I’m revisiting an an older project and converting to ARC, my first time through Xcode’s conversion tool (Edit -> Refactor -> Convert to Objective-C ARC...), and I’m seeing a couple things that I’m not sure are real issues or red herrings somehow.
I get, as expected a big list of things that the tool finds that prevent it from completing, but:
-
Many (all?) instances of retain/release/autorelease appear to be flagged as errors e.g. “release is unavailable: not available in automatic reference counting mode”. Am I really supposed to get rid of all these myself? I thought that’s what the tool did.
-
In many of my classes, I’m seeing a bunch of errors that look like phantom parse/build errors that have nothing to do with ARC. E.g. in a simple class that apparently has no ARC-related issues, I’ll get an “undeclared identifier” on some arbitrary method implementation, and then a bunch of “Parse error: expected }” at the end of the file, etc. These are not real– the project builds fine, and I don’t see any proximate cause or resolution for the errors.

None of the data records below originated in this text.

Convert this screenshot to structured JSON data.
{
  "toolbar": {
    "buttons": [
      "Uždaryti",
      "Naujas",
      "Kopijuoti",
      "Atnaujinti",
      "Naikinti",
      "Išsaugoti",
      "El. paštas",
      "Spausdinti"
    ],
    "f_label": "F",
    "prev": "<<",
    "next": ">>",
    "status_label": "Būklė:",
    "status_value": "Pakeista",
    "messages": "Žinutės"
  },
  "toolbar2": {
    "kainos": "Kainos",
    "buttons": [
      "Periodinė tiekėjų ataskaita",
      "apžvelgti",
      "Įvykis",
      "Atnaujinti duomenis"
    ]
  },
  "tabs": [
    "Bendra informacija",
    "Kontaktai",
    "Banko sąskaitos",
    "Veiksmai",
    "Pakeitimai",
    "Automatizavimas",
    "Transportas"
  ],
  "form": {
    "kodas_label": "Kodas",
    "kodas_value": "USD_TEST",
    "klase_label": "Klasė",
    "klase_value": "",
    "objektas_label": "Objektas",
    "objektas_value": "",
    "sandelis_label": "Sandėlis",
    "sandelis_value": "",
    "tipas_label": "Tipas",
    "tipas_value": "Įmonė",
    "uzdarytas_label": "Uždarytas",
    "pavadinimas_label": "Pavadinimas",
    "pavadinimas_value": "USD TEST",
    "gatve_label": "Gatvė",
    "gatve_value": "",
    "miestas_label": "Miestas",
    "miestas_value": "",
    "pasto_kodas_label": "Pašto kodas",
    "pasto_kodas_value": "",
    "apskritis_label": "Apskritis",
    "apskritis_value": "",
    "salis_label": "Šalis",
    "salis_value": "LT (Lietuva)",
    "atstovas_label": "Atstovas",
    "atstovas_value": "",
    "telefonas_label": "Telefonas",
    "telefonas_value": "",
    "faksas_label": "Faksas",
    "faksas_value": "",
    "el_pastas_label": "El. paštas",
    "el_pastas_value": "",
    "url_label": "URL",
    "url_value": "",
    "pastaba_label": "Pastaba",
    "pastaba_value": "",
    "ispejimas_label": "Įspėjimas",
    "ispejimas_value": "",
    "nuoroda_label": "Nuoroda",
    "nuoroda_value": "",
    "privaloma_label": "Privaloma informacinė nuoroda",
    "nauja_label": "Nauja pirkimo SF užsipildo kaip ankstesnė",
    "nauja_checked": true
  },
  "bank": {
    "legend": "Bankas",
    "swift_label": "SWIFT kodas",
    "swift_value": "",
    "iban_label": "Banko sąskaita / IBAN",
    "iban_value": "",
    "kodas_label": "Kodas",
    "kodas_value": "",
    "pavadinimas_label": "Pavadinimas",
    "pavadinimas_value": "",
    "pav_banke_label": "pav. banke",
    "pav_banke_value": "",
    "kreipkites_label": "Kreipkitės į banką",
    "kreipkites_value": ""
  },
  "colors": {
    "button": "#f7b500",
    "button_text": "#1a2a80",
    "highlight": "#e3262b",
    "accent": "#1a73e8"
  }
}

There are “real” issues in the list as well (expected bridging issues that need to be explicitly clarified in code) but there are so many random errors of the above variety that it’s hard to even find the signal in the noise. This seems wrong to me.
Am I misunderstanding what this tool is really doing? Apple’s docs say this:
Xcode provides a tool that automates the mechanical parts of the ARC
conversion (such as removing retain and release calls) and helps you
to fix issues the migrator can’t handle automatically
Thanks.
Took a long time to resolve, but both of these issues seemed to stem from some custom macros I was using. I had a macro for release-and-set-to-nil that I was using frequently, like this:
I’m still not sure why, but for some reason, the ARC conversion tool didn’t take this in stride, and choked on it, throwing the release warnings and the parse errors. (Some interaction with the preprocessor?) When I changed the macro to remove the release line, the conversion proceeded much more in line with my expectations.
And yes, it does of course remove the messages for you. (I’m answering my own question on the off chance that someone else ever has this issue.)